The growth of renewable energy over the past decade has surpassed all expectations. Globally, installed capacities and production from renewable technology have increased substantially during the last few years. The capacity additions have been supported by policy initiatives from the governments in different regions of the world. However, it is majorly the growth in the generation of solar and wind technologies that has pushed renewable power generation capacity additions to record levels. An increased deployment, technological improvements and cost reductions have made onshore wind energy one of the most competitive options for new power generation capacity.

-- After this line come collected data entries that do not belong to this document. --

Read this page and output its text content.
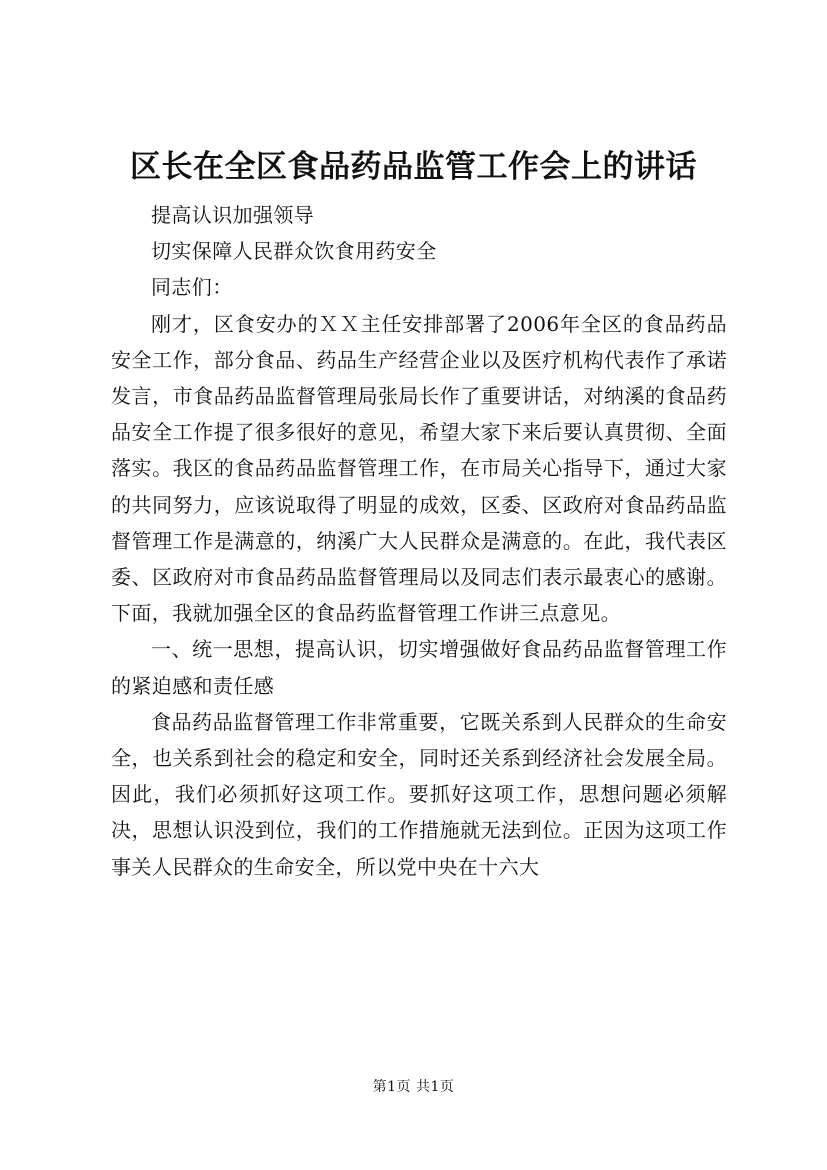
区长在全区食品药品监管工作会上的讲话

提高认识加强领导

切实保障人民群众饮食用药安全

同志们：

刚才，区食安办的ＸＸ主任安排部署了2006年全区的食品药品安全工作，部分食品、药品生产经营企业以及医疗机构代表作了承诺发言，市食品药品监督管理局张局长作了重要讲话，对纳溪的食品药品安全工作提了很多很好的意见，希望大家下来后要认真贯彻、全面落实。我区的食品药品监督管理工作，在市局关心指导下，通过大家的共同努力，应该说取得了明显的成效，区委、区政府对食品药品监督管理工作是满意的，纳溪广大人民群众是满意的。在此，我代表区委、区政府对市食品药品监督管理局以及同志们表示最衷心的感谢。下面，我就加强全区的食品药监督管理工作讲三点意见。

一、统一思想，提高认识，切实增强做好食品药品监督管理工作的紧迫感和责任感

食品药品监督管理工作非常重要，它既关系到人民群众的生命安全，也关系到社会的稳定和安全，同时还关系到经济社会发展全局。因此，我们必须抓好这项工作。要抓好这项工作，思想问题必须解决，思想认识没到位，我们的工作措施就无法到位。正因为这项工作事关人民群众的生命安全，所以党中央在十六大

第1页 共1页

The decline in the levelized cost of energy (LCOE) of solar power has remained the highest (between the year 2010 to 2015) amongst renewable technologies, making it comparable to the fossil fuels. Nevertheless, LCOE for wind power is not only comparable but has stood even lower than the fossil fuels as most efficient wind projects around the world are consistently delivering electricity for USD 0.05/kWh without financial support. This is further supported by the fact that the net capacity additions for wind have been higher than solar, except for the year 2013, where new solar deployment exceeded the wind for the first time.

Source: IRENA

Moreover, between 2010 and 2015, the average LCOE of utility-scale solar PV has fallen by around half, only because solar PV module prices have declined by two-thirds to three-quarters during the period. The decline in LCOE of wind power, however, slower than solar is led by technological improvements and the decline in installation costs. The wind turbine prices in developed countries have fallen by around 30% since their peak in 2008-2009, whereas,  Chinese wind turbine prices fell by 35% from their peak in 2007. The most important developments in the wind market relate to technological improvements to ensure a range of wind turbine options is available to project developers. Thus, they can choose the designs that yield the lowest LCOE given the local site characteristics.

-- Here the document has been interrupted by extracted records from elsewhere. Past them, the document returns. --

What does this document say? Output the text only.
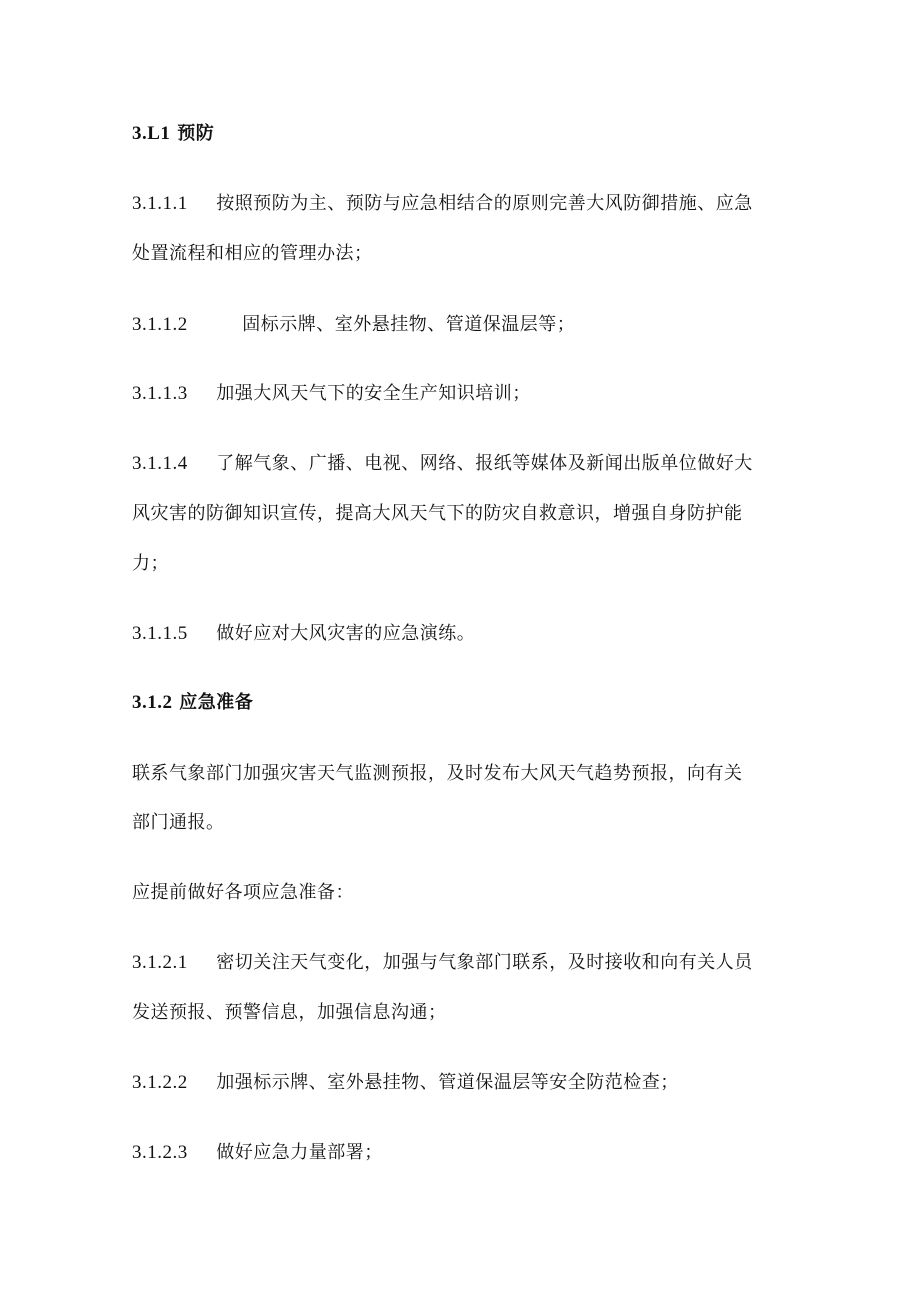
3.L1 预防
3.1.1.1 按照预防为主、预防与应急相结合的原则完善大风防御措施、应急
处置流程和相应的管理办法；
3.1.1.2	固标示牌、室外悬挂物、管道保温层等；
3.1.1.3 加强大风天气下的安全生产知识培训；
3.1.1.4 了解气象、广播、电视、网络、报纸等媒体及新闻出版单位做好大
风灾害的防御知识宣传，提高大风天气下的防灾自救意识，增强自身防护能
力；
3.1.1.5 做好应对大风灾害的应急演练。
3.1.2 应急准备
联系气象部门加强灾害天气监测预报，及时发布大风天气趋势预报，向有关
部门通报。
应提前做好各项应急准备：
3.1.2.1 密切关注天气变化，加强与气象部门联系，及时接收和向有关人员
发送预报、预警信息，加强信息沟通；
3.1.2.2 加强标示牌、室外悬挂物、管道保温层等安全防范检查；
3.1.2.3 做好应急力量部署；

Further, even in terms of capacity factors wind power has surpassed solar as the speed of the wind increases with height. Improved blade designs, pitch and yaw control and more advanced towers can help unlock even higher capacity factors, which in the case of solar is primarily dependant on the quality of sunlight, further supporting the fact that wind energy is more cost effective than solar. Furthermore, a combination of lower total installed and O&M costs as well as rising capacity factors mean the LCOE of onshore wind could fall by 26% by 2025.

In the year 2040, the contribution of the wind and solar power is projected to account for about 7% and 2%, respectively, of the global power supply. But the future may hold more surprises as technological innovations are possible and numerous R&D projects presently under way can radically change the economics of renewable power.